Benchmarking is a sequential process that begins with an awareness that you have to room to improve certain business processes and ends when you take the steps necessary to do so. Along the way, company or departmental leaders spend time analyzing efforts of successful organizations.

Basics

Benchmarking is a process that involves a search for the "best practices" in a particular business process. Companies with strong objectives and a desire for improvement constantly compare their own business processes with those of industry leaders to find opportunities for growth and improvement. Sometimes, a single industry leader establishes the standard, or benchmark, in most business processes. Other times, different companies set the standard for excellence in specific business processes.

Understand and Analyze

Before you can benchmark you need a basic understanding of critical business processes that relate to your business success. Manufacturing, assembly, distribution, marketing, sales and service are examples of broad business activities that you can analyze. You also can break down each into smaller processes, such as the process of retrieving inventory from a distribution center to load and ship to a store. Once you understand these core processes, you can explore companies successful in the processes being reviewed to determine how they do it better, more efficiently or with more overall success.

Find the Gap

The point of benchmarking is to compare your process against that of the company setting the standard. You want to identify what equipment, work flows, technology or activities the leader uses to perform a certain process better. You need to find the causes for the gap between your production or efficiency and that of the leader so you know where the opportunities for improvement lie.

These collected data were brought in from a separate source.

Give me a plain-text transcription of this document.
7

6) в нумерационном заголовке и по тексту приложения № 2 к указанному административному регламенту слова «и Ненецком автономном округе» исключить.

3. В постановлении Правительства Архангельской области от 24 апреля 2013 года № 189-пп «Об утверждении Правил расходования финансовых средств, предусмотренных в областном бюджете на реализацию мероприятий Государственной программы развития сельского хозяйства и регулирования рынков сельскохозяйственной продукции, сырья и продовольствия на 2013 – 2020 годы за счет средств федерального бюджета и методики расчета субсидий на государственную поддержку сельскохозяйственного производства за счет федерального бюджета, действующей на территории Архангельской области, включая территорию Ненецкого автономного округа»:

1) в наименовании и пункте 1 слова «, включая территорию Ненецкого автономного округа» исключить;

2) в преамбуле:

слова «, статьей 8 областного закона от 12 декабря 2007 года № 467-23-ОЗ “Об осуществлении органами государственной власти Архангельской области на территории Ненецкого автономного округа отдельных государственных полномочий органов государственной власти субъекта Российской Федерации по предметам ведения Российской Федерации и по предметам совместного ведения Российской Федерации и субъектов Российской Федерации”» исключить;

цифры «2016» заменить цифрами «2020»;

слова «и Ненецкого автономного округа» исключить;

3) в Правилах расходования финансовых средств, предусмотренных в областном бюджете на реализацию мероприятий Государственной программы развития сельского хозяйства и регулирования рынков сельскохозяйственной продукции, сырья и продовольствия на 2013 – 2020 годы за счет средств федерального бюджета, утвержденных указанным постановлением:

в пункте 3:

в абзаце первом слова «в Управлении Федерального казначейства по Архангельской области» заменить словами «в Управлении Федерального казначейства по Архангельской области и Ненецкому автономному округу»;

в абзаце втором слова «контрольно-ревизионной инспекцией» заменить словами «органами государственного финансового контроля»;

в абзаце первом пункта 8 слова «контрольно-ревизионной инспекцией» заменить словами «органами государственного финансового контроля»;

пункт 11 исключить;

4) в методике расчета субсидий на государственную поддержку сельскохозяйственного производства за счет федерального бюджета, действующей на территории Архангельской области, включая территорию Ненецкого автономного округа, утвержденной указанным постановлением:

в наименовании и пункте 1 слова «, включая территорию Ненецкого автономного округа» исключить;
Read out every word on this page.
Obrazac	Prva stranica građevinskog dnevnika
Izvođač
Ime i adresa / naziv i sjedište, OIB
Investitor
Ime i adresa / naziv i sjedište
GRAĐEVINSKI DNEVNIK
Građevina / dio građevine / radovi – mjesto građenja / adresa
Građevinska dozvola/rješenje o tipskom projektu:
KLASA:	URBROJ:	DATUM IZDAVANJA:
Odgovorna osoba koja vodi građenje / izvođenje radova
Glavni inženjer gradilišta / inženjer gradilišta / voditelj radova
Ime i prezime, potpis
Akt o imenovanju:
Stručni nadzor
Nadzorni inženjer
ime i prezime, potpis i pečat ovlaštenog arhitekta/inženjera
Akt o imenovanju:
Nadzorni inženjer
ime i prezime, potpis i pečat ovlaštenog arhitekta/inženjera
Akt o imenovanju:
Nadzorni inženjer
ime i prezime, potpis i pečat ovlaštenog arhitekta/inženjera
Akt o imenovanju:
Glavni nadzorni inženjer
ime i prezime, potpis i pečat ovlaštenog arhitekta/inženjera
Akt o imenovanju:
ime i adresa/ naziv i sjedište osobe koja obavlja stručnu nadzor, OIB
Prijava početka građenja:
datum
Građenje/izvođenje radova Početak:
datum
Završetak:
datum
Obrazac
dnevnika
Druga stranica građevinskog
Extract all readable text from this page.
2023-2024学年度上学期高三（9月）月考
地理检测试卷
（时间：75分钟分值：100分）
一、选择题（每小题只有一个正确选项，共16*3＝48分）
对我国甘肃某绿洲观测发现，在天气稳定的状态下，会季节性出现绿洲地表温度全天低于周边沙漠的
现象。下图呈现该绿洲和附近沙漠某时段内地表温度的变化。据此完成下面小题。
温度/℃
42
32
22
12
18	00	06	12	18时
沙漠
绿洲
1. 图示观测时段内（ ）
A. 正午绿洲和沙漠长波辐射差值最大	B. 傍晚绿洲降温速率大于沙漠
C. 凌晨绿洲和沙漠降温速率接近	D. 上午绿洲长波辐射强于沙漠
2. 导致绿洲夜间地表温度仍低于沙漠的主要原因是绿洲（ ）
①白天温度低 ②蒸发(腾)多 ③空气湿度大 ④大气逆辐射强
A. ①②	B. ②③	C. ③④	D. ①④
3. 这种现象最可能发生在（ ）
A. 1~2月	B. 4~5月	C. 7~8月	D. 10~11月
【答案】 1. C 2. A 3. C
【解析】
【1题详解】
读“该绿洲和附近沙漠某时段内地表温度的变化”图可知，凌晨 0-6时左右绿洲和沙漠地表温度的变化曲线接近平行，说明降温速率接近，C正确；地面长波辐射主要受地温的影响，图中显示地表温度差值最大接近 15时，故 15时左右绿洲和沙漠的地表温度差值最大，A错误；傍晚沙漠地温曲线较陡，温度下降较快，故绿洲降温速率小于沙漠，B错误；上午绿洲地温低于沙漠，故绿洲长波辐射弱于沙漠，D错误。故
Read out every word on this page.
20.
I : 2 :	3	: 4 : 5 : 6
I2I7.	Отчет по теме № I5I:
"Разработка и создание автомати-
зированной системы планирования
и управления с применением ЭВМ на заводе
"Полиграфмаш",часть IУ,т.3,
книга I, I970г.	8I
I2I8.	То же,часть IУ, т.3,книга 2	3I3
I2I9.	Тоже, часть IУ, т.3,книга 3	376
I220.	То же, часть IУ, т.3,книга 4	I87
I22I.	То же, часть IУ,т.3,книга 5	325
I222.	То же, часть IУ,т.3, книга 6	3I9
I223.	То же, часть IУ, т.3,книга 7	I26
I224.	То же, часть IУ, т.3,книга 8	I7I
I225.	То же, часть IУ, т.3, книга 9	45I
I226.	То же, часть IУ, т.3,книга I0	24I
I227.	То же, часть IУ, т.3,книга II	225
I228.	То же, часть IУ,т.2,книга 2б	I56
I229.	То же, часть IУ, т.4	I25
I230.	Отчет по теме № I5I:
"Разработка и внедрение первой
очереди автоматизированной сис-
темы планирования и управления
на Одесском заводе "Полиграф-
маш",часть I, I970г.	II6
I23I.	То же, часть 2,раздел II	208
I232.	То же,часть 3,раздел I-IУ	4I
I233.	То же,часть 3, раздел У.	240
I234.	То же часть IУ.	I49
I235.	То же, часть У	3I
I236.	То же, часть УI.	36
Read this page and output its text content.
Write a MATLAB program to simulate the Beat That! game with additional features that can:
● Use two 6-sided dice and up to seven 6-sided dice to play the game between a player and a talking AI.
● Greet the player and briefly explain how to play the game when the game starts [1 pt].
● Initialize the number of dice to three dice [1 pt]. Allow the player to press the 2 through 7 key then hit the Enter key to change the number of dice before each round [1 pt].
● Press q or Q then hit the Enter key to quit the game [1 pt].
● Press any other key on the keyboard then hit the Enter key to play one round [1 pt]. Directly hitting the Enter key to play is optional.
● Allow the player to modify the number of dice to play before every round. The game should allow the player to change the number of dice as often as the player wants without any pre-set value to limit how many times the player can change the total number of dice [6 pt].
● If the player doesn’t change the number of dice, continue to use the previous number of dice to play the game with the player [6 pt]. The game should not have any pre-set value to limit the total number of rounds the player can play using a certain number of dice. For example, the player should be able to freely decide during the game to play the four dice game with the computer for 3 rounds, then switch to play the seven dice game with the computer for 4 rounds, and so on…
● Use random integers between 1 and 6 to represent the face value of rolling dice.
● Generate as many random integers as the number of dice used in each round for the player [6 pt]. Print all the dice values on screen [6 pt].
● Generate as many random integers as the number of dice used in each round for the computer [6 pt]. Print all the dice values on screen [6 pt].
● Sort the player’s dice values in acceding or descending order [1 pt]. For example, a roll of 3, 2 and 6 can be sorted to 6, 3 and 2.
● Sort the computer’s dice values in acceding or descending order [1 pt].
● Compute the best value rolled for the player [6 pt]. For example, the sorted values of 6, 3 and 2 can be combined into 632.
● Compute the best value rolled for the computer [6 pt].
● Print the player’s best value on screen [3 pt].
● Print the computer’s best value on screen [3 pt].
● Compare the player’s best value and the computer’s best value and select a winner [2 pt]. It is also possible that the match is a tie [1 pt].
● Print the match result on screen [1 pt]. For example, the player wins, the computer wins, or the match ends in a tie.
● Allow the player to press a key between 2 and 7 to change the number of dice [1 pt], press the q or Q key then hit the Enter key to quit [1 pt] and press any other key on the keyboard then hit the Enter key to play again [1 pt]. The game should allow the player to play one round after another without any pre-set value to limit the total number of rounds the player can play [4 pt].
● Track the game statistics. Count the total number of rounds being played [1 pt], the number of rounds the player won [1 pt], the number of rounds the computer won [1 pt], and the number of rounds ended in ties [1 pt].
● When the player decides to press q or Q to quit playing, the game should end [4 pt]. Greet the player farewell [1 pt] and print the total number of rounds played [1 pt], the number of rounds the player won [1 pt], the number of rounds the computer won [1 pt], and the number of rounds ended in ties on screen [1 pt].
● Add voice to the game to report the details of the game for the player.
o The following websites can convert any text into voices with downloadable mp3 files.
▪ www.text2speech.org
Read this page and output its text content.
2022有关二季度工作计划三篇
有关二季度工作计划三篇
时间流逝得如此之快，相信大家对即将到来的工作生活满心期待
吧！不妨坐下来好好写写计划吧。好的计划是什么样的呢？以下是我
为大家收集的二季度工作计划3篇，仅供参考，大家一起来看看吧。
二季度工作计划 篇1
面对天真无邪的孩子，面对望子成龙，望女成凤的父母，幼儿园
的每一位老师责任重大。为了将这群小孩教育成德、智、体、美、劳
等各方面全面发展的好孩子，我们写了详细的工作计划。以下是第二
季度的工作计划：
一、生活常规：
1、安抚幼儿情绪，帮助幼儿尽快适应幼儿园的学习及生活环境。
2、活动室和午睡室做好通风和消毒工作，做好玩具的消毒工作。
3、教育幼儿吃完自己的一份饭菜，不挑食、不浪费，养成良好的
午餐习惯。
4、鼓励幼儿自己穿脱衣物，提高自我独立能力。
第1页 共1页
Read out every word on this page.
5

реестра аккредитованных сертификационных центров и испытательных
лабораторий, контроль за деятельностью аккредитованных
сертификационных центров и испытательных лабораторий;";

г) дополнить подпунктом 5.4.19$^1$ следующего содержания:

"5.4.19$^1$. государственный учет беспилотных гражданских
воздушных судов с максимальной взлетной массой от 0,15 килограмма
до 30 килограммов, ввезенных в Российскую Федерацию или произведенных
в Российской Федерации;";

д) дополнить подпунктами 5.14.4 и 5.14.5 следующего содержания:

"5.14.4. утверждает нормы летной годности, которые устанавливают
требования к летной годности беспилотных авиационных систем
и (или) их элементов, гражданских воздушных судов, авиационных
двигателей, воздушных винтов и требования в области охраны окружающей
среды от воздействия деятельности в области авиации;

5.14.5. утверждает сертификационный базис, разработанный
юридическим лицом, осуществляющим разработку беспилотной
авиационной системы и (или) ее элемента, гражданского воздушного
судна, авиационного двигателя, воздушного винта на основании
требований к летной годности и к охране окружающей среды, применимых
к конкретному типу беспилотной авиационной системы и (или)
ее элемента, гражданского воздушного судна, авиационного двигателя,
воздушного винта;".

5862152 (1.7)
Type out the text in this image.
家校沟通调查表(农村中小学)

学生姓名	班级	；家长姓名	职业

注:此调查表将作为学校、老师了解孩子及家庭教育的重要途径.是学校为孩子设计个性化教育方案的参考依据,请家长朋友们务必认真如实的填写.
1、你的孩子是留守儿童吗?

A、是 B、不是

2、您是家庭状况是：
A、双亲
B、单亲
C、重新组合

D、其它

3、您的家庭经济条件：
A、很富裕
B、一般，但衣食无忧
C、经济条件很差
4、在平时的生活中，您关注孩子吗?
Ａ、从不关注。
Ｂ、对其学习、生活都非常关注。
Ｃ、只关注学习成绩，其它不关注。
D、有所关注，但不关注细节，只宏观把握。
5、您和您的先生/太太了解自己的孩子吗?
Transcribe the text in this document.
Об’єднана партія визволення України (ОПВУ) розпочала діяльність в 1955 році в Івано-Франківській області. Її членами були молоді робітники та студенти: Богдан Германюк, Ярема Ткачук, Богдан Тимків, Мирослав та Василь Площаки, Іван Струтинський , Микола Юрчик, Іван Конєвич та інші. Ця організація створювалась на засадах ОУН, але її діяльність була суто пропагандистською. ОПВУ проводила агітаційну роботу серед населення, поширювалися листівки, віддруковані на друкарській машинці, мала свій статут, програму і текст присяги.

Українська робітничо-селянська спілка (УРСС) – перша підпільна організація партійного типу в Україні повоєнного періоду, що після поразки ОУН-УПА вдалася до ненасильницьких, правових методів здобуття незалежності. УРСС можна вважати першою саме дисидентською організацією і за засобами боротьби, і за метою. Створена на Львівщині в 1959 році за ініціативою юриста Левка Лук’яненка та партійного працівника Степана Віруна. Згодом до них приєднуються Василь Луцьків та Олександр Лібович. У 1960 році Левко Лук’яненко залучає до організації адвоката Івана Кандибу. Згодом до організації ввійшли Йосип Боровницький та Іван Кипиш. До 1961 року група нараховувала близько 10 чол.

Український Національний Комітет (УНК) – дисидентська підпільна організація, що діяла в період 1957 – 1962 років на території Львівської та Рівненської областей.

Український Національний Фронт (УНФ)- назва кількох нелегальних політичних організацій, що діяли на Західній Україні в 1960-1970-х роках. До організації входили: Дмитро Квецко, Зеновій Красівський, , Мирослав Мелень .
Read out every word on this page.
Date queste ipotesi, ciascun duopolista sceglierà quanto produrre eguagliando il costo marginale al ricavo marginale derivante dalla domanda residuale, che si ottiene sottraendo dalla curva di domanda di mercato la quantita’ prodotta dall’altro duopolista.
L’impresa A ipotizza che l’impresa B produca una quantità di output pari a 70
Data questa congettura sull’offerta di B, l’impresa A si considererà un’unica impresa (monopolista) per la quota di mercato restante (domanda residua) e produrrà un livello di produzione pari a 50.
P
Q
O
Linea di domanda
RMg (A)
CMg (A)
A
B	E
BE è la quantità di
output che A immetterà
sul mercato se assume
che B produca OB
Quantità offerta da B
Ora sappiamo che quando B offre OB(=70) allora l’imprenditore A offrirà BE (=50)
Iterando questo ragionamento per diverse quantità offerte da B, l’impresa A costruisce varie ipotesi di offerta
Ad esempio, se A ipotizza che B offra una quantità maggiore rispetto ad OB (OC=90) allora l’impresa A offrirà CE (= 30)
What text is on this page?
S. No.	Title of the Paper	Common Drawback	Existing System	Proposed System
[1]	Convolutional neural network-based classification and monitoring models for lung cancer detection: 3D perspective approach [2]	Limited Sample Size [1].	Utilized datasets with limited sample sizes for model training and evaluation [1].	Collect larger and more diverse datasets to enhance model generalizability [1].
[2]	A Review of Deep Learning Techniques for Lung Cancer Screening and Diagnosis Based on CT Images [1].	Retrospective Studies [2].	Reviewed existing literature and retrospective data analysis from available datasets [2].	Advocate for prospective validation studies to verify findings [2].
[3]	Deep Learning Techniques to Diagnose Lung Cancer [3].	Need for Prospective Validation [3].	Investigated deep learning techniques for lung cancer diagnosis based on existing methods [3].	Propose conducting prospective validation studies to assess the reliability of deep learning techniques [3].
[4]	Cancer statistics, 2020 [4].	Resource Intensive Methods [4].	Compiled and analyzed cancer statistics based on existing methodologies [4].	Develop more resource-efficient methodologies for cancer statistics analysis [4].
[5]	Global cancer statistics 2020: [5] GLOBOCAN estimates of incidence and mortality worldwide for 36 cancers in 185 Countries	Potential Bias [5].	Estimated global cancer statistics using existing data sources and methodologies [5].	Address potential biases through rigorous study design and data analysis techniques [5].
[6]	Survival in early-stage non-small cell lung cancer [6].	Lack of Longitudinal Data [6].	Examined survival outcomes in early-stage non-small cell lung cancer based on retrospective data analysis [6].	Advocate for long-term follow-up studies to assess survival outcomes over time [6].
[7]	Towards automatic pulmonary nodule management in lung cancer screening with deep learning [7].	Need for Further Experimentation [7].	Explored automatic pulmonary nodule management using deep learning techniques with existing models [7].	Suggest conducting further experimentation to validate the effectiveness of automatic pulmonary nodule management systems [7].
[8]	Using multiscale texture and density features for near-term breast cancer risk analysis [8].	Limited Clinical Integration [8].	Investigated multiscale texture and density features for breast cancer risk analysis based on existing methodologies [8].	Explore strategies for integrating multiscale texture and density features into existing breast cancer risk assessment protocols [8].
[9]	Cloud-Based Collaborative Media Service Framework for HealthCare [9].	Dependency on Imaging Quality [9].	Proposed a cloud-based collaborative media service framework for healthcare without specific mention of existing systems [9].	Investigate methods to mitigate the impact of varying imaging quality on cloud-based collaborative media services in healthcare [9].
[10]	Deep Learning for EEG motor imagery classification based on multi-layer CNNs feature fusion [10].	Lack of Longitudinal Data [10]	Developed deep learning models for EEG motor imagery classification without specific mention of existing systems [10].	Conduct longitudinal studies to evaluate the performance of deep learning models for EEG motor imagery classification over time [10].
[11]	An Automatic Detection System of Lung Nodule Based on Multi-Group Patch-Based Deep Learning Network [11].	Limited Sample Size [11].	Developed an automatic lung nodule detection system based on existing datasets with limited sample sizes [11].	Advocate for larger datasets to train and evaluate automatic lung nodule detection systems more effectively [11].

Strategies and Implementation

Once gaps are identified, company, division or department leaders must consider what people and resources are necessary to achieve the benchmark. They also must outline any changes to work flows or processes and provide any training needed to employees. Next, these strategies are implemented. As efforts are made to fill the performance gap, constant evaluations take place to motivate improvements and maintain awareness of any new achievements by industry leaders in building on best practices.